My mother, we were told by her attending doctors, suffered a brain haemorrhage that sent her into unconsciousness until her last breath in the early hours of Friday morning. In a way, it was a peaceful way to go. No pain, No suffering. She was 86 years old; but I can tell you, no matter how old a person is, the physical loss of a loved one is still very painful.

As I sat in the plane on my long and sad journey home to Kota Bharu (Malaysia), images of my mother and her life as told to us, flashed through my mind.

My mother's life had not been an easy one. Born in China in 1928, she lost her father while still a toddler. Her mother (my grandmother), a young widow then, had no standing in a conservative, Confucian household of her in-laws, so she took my mother to Malaysia and left her in the care of her uncle and aunty and their extended families, while she went out to work in another city.   

My mother became a child slave in that family, doing all the household chores of washing, cooking, cleaning. She had a few years of primary education, but hardly given the time to play with other children. This went on until she was 16 years old, and when my father sent a matchmaker to ask for her hand in marriage, she agreed, as a desperate attempt to get out of her misery, even though she had not met my father! 

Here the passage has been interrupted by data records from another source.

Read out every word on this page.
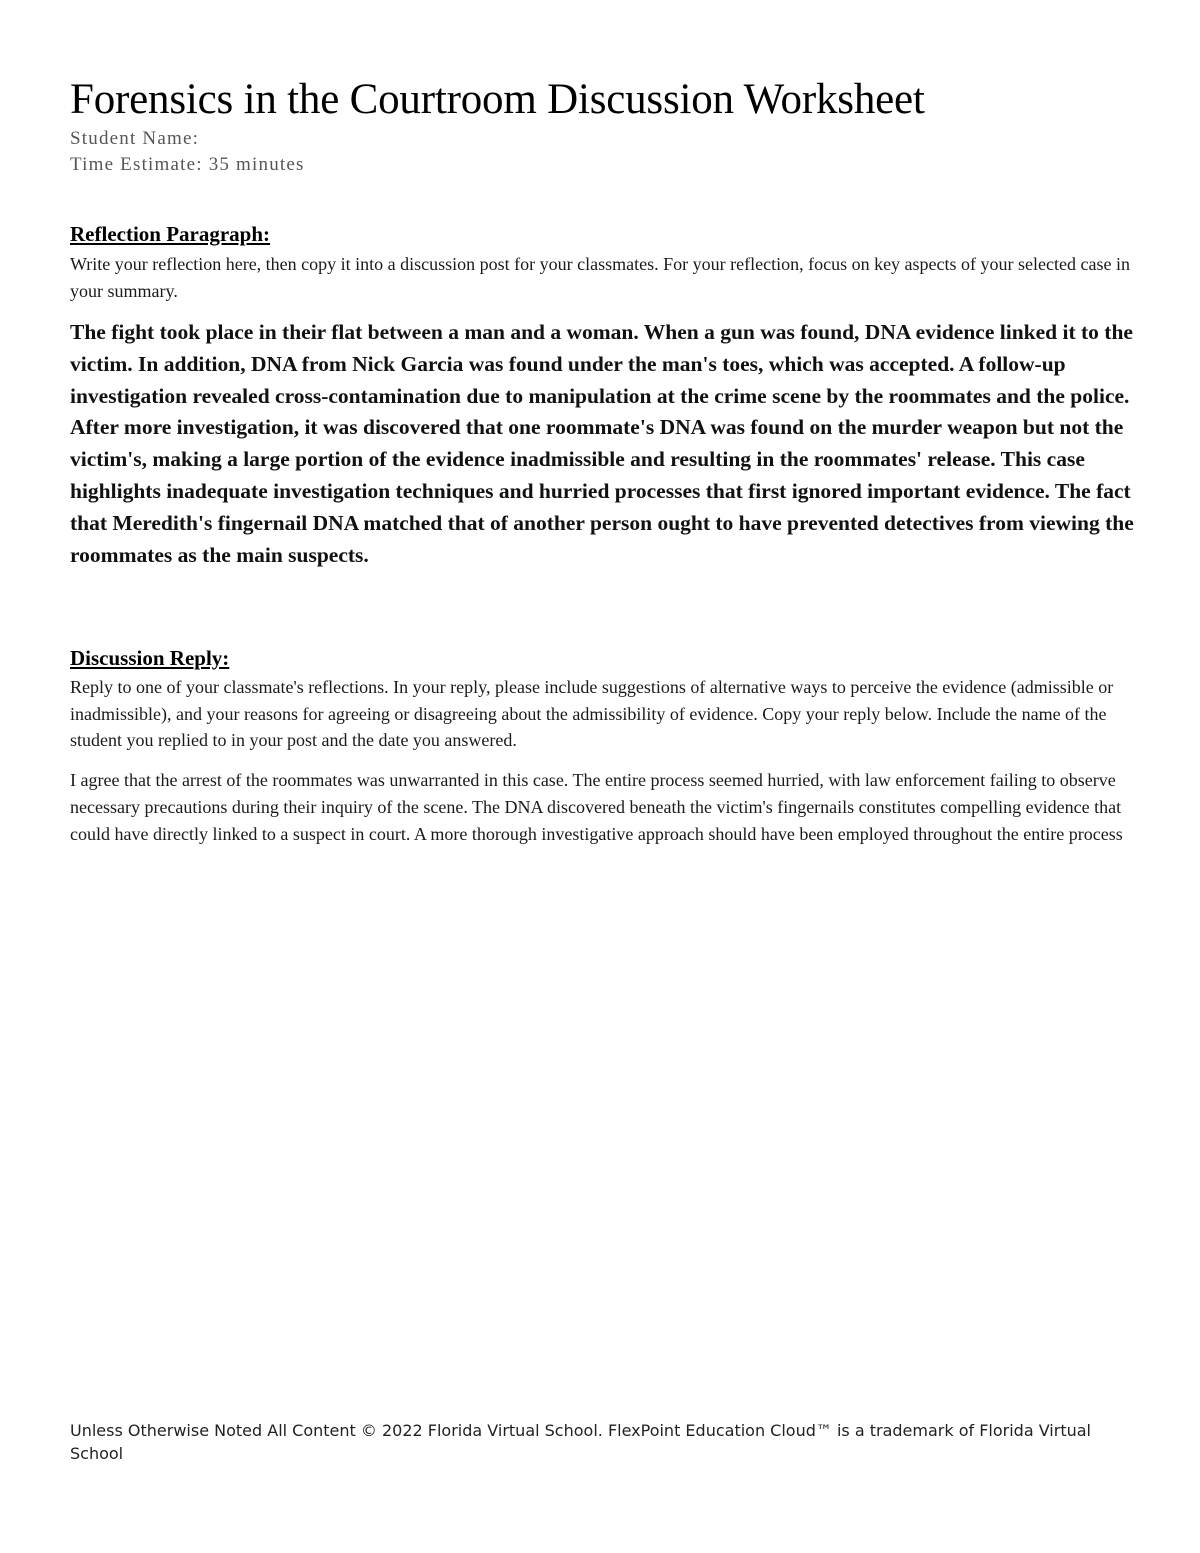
Forensics in the Courtroom Discussion Worksheet
Student Name:
Time Estimate: 35 minutes
Reflection Paragraph:

Write your reflection here, then copy it into a discussion post for your classmates. For your reflection, focus on key aspects of your selected case in your summary.

The fight took place in their flat between a man and a woman. When a gun was found, DNA evidence linked it to the victim. In addition, DNA from Nick Garcia was found under the man's toes, which was accepted. A follow-up investigation revealed cross-contamination due to manipulation at the crime scene by the roommates and the police. After more investigation, it was discovered that one roommate's DNA was found on the murder weapon but not the victim's, making a large portion of the evidence inadmissible and resulting in the roommates' release. This case highlights inadequate investigation techniques and hurried processes that first ignored important evidence. The fact that Meredith's fingernail DNA matched that of another person ought to have prevented detectives from viewing the roommates as the main suspects.

Discussion Reply:

Reply to one of your classmate's reflections. In your reply, please include suggestions of alternative ways to perceive the evidence (admissible or inadmissible), and your reasons for agreeing or disagreeing about the admissibility of evidence. Copy your reply below. Include the name of the student you replied to in your post and the date you answered.

I agree that the arrest of the roommates was unwarranted in this case. The entire process seemed hurried, with law enforcement failing to observe necessary precautions during their inquiry of the scene. The DNA discovered beneath the victim's fingernails constitutes compelling evidence that could have directly linked to a suspect in court. A more thorough investigative approach should have been employed throughout the entire process

Unless Otherwise Noted All Content © 2022 Florida Virtual School. FlexPoint Education Cloud™ is a trademark of Florida Virtual School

Life as the wife of a small businessman with nine children in post-war Malaysia was also difficult; but one big consolation was that my father loved her and doted on her. As the children grew up, and life became easier, she faced another tragedy, one that she had not been able to get over for many years...she lost her husband, my father, when she was 51 years old. From then on, it was very much a lonely life for her, even though she had her sons and grandchildren living near her and we, the daughters, married to other cities came by to see her each year. But it was never the same for her. 

I still feel a deep sense of loss whenever I think of my mother and memories of her will forever be etched in my heart. We will continue to honour her by living the examples she had taught us... to be strong in difficult times, to work hard, to be positive in everything we do and to love and care for each other, our siblings. Yes, her legacy lives on in all of us, her 9 children, 23 grandchildren and 9 great-grandchildren.    

My mother's death has taught me to treasure our families, our friends, our loved ones who are with us today and whom we tend to take so much for granted. Her death also taught me to live simply ("we don't need much" she had always told us), to be more forgiving of each other, and to be selfless to help others less fortunate than us. All for the simple reason that one day, we too will have to depart, bade farewell and leave this world.     

Rest in peace, my dear mother.   


                    They who have gone, so we but cherish their memories,
                    abide with us, more potent, nay, more present than
                    the living man.
                                                        Antione-de-saint Exupery



My mother's 9 children and their spouses, with her grandchildren 
and great-grandchildren (60 in total) at her funeral on 17 March 2015.